建設工事は常に行われている印象ですが、冬期休暇などは取得できる状況なのでしょうか。
現在は働き方改革が重視されているため、中小企業が9割以上を占める建設業でも適切な労務管理が必要です。有給休暇を年5日間取得することは建設業界の中小企業にも必要ですので、働き方改革をどのように実施していくのか考えなければなりません。
ただ、労務管理を適切に行う上で、冬期休暇などを設ける時には注意しておきたいことがあるためその内容を把握しておきましょう。
働き方改革の時間外労働の上限規制は、大企業では2019年4月、中小企業でも2020年4月から施行されています。ただ、建設業の場合には2024年4月に施行となるため、それまでに準備をすることが必要です。
法律で定められている1日8時間及・1週40時間という法定労働時間を超えた労働は、労使間で36協定を締結することが必要となります。
36協定でも時間外労働を無制限に行うことができるわけではなく、月45時間・年360時間という上限が定められていますし、特別条項付きの36協定を結ぶことで上限を超える時間外労働も可能となります。
ただ今回の働き方改革では、労働時間の上限規制が罰則付きで規定されるようになりました。
その内容は、
①時間外労働は年720時間以内
②時間外労働と休日労働の合計は月100時間未満
③時間外労働と休日労働の合計は、2~6か月平均のいずれも1月あたり80時間以内
④時間外労働が月45時間を超えてもよいのは年6か月が限度
となっています。
しかし災害の復旧・復興については、上記の②と③は適用されません。
建設業は受注産業のため、直近の労働予定は決めることができても先の予定まで決めにくいことが特徴です。
さらに工事は屋外で行われるため、天候に左右されやすいなど施工期限が迫っていれば、のんきに休む暇はないという状態になってしまいます。
しかしそれでは労務管理を適切に行うことはできないため、まずは年間休日を確定させましょう。
建設業では所定休日を設けるケースで多いのは、
・日曜日
・年末年始(冬期休暇)
・お盆休み(夏期休暇)
・事業主が指定する日
などです。
休日と休暇は同じではなく、休日は労働義務のない日であるのに対し、労働義務はあるものの労働者の請求で労働義務が免除される日が休暇です。
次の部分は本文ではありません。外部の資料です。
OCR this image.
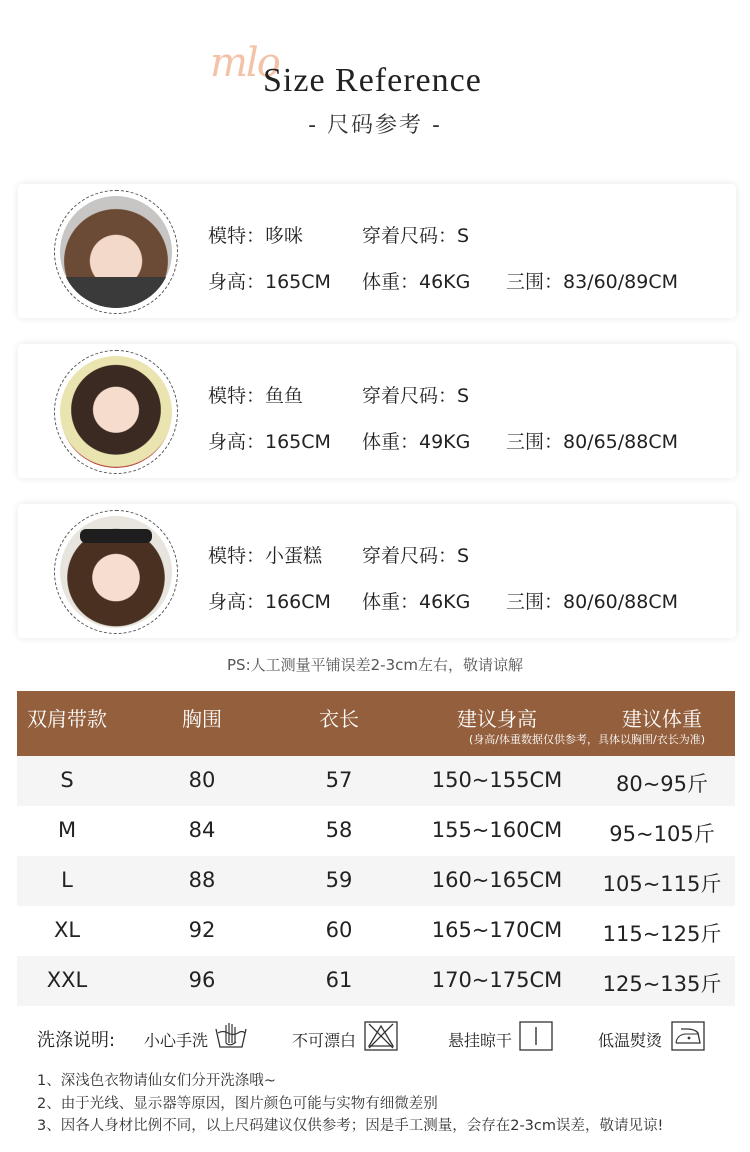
mlo
Size Reference
- 尺码参考 -
模特：哆咪	穿着尺码：S
身高：165CM 体重：46KG 三围：83/60/89CM
模特：鱼鱼	穿着尺码：S
身高：165CM 体重：49KG 三围：80/65/88CM
模特：小蛋糕 穿着尺码：S
身高：166CM 体重：46KG 三围：80/60/88CM
PS:人工测量平铺误差2-3cm左右，敬请谅解
双肩带款	胸围	衣长	建议身高	建议体重
(身高/体重数据仅供参考，具体以胸围/衣长为准)
S	80	57	150~155CM	80~95斤
M	84	58	155~160CM	95~105斤
L	88	59	160~165CM	105~115斤
XL	92	60	165~170CM	115~125斤
XXL	96	61	170~175CM	125~135斤
洗涤说明: 小心手洗	不可漂白	悬挂晾干	低温熨烫
1、深浅色衣物请仙女们分开洗涤哦~
2、由于光线、显示器等原因，图片颜色可能与实物有细微差别
3、因各人身材比例不同，以上尺码建议仅供参考；因是手工测量，会存在2-3cm误差，敬请见谅!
そのため年間休暇を含む年間労働日は、365日から年間休日を差し引いた日数であり、そこからさらに年間休暇を差し引いた日数ではないことに注意してください。
冬期休暇などを設けない建設会社は少ないかもしれませんが、お盆3日間、年末年始5日間などを休日と休暇のどちらにするかによって、賃金の計算方法が変わってきます。